Mais ses pensionnaires n’ont quasiment rien vu des tags racistes et néonazis, surtout dans un passage face à une église. Certains employés, par contre, reconnaissent leur « choc », en préparant un week-end de collecte de dons. « C’est inadmissible, réagit la direction de la maison de retraite. On ne peut que condamner. C’est vraiment gratuit. »
Pas les premiers tags racistes en Alsace cette année
Après s’être rapprochée de la municipalité et de la police, la Fondation a déposé plainte. Les faits ont ensuite été dénoncés, par la mairie de Schiltigheim en tête. Mais ces tags ressemblent à d’autres, récents, dans le département. Derniers en date, les inscriptions antisémites et racistes sur tous les murs de la maison du maire de Brumath.
Liste non-exhaustive des cibles ces derniers mois : la mairie de Zoebersdorf en octobre, la mairie et un bâtiment périscolaire à Mollkirch en septembre, à Thal-Marmoutier où sont accueillis des réfugiés (et sur la mairie-école de Haegen, village voisin) fin juin, la mairie d'Elsenheim et le club sportif de Muttersholtz, quelques semaines plus tôt.
Des manifestations racistes ou xénophobes qui ne sont pas nouvelles en Alsace. Entre faits de violences, profanations et tags, l’année 2004 en a par exemple connu un grand nombre du nord au sud de la région. Lors d’une table ronde à ce sujet en 2006, le président de l’Observatoire régional de l’intégration et de la ville (Oriv) datait leur début, ici, en « 1992 ».
L’Alsace néanmoins pas plus raciste qu’ailleurs ?
« C’est un danger en Alsace et partout en France », commente Tonio Gomez, du collectif D’ailleurs nous sommes d’ici 67. Avec une extrême droite implantée en zones rurales, l’Alsace serait-elle plus raciste ? Par le passé, le politologue Philippe Breton répondait en nuance sur France Bleu : « Le racisme, c’est la croyance qu’il existe des races, et que certaines sont supérieures. La xénophobie, c’est la peur de l’autre. »

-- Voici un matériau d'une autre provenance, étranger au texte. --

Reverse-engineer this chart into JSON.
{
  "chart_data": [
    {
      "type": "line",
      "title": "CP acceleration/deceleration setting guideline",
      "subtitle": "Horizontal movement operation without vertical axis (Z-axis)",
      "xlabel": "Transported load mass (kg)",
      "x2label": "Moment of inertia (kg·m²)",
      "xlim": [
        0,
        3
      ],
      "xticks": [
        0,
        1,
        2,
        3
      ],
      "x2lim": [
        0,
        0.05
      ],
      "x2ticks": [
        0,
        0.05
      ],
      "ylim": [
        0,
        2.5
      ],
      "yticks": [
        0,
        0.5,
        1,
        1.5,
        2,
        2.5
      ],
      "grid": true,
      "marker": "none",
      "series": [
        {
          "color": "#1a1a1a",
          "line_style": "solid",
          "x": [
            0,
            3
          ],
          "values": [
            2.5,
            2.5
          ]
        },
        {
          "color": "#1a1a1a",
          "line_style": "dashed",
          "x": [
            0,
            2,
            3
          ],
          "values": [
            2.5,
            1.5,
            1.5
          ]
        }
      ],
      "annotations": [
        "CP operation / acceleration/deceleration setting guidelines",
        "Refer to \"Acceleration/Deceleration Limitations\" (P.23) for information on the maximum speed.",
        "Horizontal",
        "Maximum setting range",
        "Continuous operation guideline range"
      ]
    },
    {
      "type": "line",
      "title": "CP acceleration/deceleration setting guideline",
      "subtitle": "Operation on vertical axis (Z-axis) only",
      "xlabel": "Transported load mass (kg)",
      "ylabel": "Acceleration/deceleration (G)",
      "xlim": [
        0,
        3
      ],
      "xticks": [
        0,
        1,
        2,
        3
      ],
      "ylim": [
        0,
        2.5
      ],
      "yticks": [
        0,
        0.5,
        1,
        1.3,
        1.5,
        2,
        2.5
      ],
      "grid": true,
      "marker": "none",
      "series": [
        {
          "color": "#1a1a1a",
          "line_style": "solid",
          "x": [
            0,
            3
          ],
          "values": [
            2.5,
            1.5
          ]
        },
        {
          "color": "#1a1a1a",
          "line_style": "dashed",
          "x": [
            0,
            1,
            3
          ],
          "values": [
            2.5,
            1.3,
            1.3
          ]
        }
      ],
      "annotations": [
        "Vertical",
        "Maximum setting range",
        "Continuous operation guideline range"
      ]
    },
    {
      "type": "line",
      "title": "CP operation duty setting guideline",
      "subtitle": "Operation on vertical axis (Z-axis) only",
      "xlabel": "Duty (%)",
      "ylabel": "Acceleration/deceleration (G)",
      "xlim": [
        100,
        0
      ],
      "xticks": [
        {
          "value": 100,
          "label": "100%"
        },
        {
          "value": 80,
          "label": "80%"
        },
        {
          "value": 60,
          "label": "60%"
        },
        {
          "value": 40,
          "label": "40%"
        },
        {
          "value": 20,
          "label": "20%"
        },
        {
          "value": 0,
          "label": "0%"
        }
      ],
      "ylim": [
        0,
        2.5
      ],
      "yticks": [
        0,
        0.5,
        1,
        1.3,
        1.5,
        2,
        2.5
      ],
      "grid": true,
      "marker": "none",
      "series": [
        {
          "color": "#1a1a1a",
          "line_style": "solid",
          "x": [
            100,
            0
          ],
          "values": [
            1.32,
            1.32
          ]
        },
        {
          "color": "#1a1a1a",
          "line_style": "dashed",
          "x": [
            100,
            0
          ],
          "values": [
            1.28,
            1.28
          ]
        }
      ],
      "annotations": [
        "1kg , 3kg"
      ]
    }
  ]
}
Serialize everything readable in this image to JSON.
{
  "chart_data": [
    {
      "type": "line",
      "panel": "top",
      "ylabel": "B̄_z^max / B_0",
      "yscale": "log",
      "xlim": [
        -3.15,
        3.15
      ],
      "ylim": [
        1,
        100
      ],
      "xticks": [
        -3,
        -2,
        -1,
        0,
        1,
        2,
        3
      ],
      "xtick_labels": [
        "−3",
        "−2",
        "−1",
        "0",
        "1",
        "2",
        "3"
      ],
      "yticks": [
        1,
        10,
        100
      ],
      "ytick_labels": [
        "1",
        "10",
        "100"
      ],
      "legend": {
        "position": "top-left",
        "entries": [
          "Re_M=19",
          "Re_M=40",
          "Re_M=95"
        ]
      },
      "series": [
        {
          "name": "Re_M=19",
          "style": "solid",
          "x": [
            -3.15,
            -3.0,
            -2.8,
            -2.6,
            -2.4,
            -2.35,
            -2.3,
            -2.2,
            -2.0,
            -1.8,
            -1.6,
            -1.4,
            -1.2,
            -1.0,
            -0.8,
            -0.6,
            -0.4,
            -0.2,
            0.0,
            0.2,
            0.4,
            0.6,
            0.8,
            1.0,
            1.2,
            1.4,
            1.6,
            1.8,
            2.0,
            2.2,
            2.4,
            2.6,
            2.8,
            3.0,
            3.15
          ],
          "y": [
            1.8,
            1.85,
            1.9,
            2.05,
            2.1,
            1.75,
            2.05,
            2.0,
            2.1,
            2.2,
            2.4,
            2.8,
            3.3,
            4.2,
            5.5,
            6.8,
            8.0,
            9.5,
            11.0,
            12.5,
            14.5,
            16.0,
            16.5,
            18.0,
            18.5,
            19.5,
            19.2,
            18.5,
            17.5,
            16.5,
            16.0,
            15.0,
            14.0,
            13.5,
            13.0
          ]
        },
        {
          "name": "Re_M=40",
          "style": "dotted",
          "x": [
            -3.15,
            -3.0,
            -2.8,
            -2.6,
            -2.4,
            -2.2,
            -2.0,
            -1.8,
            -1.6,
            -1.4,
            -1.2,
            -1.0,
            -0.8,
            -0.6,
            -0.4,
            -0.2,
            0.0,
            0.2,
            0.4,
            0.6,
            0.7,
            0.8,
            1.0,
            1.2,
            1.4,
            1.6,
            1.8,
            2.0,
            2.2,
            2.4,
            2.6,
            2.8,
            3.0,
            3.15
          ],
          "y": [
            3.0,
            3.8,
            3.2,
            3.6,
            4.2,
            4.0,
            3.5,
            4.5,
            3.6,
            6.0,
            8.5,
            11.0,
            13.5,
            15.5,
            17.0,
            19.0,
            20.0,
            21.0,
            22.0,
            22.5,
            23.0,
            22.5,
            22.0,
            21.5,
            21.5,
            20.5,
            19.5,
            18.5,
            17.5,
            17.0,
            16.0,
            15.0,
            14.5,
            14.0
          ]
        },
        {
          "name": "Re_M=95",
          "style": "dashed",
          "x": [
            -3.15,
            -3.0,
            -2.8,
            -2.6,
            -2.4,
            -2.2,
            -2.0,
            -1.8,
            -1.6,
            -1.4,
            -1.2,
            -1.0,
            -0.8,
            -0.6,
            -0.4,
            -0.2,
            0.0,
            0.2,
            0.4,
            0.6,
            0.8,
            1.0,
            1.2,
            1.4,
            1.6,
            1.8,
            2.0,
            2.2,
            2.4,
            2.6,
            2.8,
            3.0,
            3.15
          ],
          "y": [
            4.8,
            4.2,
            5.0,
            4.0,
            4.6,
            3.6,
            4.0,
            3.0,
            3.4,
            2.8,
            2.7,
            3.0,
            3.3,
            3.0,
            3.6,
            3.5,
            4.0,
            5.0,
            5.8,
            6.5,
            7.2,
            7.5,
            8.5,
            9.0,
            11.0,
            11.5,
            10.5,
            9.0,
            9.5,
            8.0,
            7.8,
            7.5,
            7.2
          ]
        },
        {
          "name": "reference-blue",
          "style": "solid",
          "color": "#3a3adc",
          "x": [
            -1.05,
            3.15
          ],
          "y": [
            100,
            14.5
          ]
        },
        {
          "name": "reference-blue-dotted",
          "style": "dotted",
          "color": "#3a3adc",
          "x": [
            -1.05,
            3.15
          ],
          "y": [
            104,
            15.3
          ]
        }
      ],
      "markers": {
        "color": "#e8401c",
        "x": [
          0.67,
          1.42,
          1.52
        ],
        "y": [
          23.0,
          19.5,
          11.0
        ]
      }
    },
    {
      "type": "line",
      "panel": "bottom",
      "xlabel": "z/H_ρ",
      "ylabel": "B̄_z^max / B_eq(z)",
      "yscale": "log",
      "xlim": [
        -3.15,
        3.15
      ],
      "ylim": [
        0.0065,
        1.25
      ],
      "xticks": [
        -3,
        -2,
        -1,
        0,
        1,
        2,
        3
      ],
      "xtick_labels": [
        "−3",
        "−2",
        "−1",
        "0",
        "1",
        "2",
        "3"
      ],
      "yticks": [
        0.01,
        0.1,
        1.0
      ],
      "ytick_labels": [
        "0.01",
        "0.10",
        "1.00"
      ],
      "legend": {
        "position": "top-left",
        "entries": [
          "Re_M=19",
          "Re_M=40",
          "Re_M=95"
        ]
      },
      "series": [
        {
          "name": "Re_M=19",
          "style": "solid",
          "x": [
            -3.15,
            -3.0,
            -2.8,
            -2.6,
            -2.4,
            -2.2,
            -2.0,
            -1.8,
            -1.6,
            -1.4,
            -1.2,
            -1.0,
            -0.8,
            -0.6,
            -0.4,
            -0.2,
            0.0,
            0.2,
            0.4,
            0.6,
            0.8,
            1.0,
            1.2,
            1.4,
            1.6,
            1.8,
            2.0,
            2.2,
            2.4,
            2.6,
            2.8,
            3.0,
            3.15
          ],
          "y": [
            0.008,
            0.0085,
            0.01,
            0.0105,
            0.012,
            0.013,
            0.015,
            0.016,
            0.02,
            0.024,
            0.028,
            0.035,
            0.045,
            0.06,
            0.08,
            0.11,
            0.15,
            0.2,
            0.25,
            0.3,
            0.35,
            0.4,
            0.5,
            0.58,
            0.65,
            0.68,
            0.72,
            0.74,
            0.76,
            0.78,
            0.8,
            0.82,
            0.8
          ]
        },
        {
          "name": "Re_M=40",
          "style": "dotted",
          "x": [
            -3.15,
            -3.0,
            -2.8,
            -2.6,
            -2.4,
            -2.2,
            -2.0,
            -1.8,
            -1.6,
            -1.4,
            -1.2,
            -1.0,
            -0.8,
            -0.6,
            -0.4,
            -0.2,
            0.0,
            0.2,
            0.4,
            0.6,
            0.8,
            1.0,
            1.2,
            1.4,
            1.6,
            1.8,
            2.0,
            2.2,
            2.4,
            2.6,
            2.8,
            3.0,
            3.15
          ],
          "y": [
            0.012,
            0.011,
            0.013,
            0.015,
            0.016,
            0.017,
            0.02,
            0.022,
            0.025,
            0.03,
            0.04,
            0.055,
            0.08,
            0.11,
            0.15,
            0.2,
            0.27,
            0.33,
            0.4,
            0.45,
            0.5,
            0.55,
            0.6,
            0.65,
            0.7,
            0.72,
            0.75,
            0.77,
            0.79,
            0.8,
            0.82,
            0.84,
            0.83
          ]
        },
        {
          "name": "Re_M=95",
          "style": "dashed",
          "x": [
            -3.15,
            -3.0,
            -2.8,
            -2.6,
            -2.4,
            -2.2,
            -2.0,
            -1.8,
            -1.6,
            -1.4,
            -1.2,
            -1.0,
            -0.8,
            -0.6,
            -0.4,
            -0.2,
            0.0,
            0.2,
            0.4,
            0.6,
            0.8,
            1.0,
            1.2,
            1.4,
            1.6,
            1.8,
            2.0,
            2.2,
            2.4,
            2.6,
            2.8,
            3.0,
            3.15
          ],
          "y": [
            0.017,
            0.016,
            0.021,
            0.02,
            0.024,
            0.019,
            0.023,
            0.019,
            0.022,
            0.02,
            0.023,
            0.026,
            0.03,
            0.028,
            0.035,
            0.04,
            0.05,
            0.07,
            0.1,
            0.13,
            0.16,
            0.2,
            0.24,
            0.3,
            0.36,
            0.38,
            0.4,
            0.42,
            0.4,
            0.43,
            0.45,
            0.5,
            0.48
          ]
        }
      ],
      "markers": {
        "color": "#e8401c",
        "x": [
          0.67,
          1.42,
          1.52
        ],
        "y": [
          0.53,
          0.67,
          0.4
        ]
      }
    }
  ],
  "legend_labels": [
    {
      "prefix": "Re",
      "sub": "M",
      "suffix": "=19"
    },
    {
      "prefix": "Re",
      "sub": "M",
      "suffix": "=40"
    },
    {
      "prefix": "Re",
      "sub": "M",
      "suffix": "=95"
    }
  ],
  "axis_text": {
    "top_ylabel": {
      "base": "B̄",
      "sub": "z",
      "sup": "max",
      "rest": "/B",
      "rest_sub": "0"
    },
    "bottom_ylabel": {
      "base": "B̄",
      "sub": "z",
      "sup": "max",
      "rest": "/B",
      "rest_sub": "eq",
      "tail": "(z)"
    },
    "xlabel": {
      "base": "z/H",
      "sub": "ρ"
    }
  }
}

Selon lui, là où le racisme serait en voie de « disparition », la xénophobie, presque « mécaniquement » de retour lors de crises, serait en revanche plus présente dans une région « frileuse » envers les « autres ». D’autres explications sont avancées pour la recrudescence actuelle de ces tags qui ciblent peut-être plus les migrants ces derniers temps dans la partie nord de l’Alsace.
« Il y a un tel ras-le-bol que les gens se lâchent, répond Murielle Maffessoli, directrice de l’Oriv. On est dans une période où des personnes s’autorisent un certain nombre de choses. Quand les gens considèrent que c’est de la faute des migrants, c’est le besoin d’un bouc émissaire qui joue. Dans ce contexte, comment travailler sur ce qui est commun et pas ce qui sépare les gens ? »
Un lien entre tags et néonazis en Allemagne ou en Italie ?
En Allemagne, comme en Italie ou en Hongrie, des manifestations anti-migrants et des néonazis ont fait aussi parler d’eux ces derniers mois. Tonio Gomez y voit un lien autour avec ces actes locaux autour des migrations : « Alors que l’Europe forteresse ne protège pas les migrants qui fuient la guerre et la misère, les groupuscules fascistes réapparaissent avec une haine de ce qui peut être différent d’eux. »
« Ces actes racistes, anti-migrants, antisémites ou islamophobes en Alsace réapparaissent après l’implantation à Strasbourg du Bastion social, embraye le membre du collectif antiraciste bas-rhinois. Il y a de la part ces groupuscules une volonté de fomenter la haine en profitant de la crise sociale. » Pour ce militant d’un accueil « digne » des réfugiés, pas question de l’ignorer.